More Producers: Net Gains or Transfers
Resource transfers in trade produce net gain through which other parties share in the lower prices of goods now more abundantly produced. Nevertheless, the major part of new entry (C) accrues mostly to C. There are several consequences of C's entry into the market:
- C, the newcomer, obtains most of the total gain in output
- Consumers of what the newcomer produces gain because its price falls
- The prior producers of the good produced by the newcomer lost some income to their customers
- Some social gain is provided everyone by the release of some resources by former producers of the good.
It is important to recognize that the total increase in output is large enough to make everyone better off; always the admission of a newcomer increases the social total above what it would be if they were excluded from the market and some of this gain is the income transfer through lower prices (produced by all consumers) whereas the newcomer adds real output gain.
Interestingly, even higher-cost producers can enter the market if there is an increase in demand for the good. In this case, consumers will benefit from increased output and lower prices than otherwise, and even though producers will argue that they could have met that input, we know if would have been at a higher price.
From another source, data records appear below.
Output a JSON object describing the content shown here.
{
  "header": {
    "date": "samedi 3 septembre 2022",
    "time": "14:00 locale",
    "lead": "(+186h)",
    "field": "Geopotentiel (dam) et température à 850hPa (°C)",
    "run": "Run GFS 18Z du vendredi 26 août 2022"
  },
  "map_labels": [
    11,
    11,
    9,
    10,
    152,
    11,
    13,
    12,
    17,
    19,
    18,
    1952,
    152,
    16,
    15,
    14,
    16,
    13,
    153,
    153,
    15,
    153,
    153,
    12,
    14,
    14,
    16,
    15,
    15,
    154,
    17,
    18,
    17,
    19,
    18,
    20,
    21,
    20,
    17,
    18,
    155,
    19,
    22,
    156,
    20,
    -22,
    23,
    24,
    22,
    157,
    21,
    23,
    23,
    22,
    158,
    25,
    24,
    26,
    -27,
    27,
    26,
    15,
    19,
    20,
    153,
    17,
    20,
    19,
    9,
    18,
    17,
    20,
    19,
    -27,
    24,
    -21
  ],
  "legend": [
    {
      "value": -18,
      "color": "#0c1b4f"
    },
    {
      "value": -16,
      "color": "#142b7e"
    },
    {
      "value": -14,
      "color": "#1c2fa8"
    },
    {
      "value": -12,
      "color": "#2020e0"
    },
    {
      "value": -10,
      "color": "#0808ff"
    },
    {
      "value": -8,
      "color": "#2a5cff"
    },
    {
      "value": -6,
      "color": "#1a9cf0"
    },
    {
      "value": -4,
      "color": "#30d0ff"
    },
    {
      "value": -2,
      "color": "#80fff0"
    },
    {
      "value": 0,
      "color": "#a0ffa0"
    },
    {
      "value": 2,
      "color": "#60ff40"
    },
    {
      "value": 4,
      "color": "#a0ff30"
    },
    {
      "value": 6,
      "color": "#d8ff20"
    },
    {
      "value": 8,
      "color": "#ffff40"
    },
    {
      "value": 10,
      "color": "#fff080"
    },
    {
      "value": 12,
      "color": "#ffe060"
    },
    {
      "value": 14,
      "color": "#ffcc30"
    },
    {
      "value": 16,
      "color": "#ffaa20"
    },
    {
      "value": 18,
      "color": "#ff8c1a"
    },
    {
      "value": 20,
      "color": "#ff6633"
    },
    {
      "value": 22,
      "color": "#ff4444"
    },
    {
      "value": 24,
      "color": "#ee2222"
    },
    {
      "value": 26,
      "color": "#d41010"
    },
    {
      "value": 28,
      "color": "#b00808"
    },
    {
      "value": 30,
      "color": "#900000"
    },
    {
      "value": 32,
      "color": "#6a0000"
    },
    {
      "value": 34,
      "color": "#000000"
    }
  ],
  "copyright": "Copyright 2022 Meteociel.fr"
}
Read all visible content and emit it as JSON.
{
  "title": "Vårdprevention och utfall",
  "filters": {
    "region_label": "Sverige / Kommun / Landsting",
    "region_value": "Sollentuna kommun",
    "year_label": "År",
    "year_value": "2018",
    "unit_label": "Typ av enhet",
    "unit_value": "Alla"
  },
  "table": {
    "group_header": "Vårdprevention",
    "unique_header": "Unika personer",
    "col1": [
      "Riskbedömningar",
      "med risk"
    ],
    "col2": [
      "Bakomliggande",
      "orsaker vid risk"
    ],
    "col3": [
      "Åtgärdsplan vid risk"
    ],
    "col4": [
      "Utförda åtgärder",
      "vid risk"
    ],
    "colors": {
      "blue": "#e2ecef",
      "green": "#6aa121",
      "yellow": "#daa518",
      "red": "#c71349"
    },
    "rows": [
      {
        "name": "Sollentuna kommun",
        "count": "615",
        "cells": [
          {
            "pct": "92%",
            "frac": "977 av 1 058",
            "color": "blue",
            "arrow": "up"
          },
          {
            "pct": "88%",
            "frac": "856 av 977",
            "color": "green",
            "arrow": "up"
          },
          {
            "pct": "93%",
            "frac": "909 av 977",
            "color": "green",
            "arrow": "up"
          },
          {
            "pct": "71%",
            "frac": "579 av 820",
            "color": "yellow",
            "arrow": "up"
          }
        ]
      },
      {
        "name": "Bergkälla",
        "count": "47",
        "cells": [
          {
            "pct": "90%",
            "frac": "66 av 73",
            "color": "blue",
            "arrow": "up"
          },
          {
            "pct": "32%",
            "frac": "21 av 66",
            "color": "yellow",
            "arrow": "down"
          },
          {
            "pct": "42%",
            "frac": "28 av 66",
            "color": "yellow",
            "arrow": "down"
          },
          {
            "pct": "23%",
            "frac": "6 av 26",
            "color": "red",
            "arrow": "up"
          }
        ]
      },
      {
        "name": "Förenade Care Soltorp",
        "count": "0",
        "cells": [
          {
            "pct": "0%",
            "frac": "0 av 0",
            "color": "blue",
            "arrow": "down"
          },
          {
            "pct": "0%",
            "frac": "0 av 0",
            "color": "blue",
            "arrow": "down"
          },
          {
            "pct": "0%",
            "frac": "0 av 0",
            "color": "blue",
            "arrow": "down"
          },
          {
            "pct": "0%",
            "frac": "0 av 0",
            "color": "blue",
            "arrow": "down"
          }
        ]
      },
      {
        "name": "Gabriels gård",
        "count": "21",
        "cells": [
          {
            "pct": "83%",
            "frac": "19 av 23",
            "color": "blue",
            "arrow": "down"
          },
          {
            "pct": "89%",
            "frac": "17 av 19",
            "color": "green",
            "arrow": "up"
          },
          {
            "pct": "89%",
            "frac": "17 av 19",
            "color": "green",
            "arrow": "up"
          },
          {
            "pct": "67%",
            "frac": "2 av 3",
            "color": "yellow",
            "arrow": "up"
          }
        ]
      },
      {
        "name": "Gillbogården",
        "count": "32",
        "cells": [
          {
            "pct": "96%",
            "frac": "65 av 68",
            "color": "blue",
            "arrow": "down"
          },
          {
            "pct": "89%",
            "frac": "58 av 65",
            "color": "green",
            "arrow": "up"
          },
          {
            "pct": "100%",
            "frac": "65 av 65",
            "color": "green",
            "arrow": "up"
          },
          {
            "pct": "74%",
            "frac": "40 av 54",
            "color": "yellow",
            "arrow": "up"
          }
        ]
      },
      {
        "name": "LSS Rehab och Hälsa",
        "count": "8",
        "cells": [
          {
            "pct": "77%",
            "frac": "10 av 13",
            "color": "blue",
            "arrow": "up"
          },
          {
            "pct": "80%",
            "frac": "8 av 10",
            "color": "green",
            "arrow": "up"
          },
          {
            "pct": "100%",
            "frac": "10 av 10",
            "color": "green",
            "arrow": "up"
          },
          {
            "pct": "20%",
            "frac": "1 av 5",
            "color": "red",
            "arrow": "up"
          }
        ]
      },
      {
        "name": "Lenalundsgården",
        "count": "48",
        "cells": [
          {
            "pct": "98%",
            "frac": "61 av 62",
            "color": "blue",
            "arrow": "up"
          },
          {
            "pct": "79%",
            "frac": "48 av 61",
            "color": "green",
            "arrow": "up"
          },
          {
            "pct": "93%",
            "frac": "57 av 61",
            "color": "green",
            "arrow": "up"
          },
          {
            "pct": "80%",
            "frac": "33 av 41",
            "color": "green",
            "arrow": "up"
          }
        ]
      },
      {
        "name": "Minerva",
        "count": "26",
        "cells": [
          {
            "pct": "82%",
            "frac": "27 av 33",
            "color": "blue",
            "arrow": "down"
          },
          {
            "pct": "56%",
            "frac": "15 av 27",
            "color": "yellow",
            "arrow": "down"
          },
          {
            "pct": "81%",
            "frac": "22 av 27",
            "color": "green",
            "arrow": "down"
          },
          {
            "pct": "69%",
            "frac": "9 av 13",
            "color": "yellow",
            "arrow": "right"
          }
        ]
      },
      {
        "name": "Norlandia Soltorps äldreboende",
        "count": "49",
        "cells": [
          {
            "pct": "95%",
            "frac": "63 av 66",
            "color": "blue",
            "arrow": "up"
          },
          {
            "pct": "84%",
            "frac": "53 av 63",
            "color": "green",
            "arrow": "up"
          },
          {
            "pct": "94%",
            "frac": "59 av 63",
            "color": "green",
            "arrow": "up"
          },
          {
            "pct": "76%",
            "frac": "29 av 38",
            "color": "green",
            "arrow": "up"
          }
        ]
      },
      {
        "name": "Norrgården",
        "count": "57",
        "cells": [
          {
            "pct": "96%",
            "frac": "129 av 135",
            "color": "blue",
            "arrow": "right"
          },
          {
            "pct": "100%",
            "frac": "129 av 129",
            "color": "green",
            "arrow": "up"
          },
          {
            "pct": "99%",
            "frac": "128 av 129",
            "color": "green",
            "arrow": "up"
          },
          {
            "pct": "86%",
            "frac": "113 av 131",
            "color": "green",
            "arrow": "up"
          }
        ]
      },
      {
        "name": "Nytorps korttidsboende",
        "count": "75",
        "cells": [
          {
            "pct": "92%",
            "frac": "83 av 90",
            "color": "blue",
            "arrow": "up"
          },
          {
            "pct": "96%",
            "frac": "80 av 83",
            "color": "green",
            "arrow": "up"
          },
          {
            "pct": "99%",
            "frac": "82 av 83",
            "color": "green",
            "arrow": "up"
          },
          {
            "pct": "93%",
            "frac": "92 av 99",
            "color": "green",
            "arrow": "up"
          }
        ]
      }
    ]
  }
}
Short-Run Price and Output Adjustments
Almost all productive resources have some degree of specificity (can only be used for certain outputs) so it is costly to switch. Furthermore, with each new invention, the old outputs are devalued. These are transition costs and creative destruction costs.
Some of these costs incentivize current producers to bar entrants to their market. These are called monopoly restraints, usually in the form of protective legislation. the major difference between trade across and trade within national boundaries is that international trade involves two kinds of money, necessitating financial arrangements. Otherwise, benefits and costs are the same with net gains.
Are Specialization and Efficient Production "Good"?
For all its benefits, it may seem to increase risks over those of self-sufficiency. However, there is much uncertaintly and more risk in self-sufficiency than we usually can see. The future is always uncertain.
Marx argued that the system of specialization alienated producers from understanding their social role and interrelationships with other people. Each worker-producer felt that he or she was producing solely in response to impersonal market prices rather than satisfy others wants. (Of course, prices merely reflect these.) His primary contention was that "persons exist for one another primarily as representatives of, and therefore as owners of, commodities. The process of production has the mastery over man instead of being controlled by him" (Capital).
However, he called for central planning as if society were a single huge factory, which he believed would somehow eliminate alienation. The important question to as is, "What is the right amount of alienation (or sweat or toil) in view of what we get from bearing those risks and ills?" Unfortunately, everything is a matter of degree-- with tradeoffs.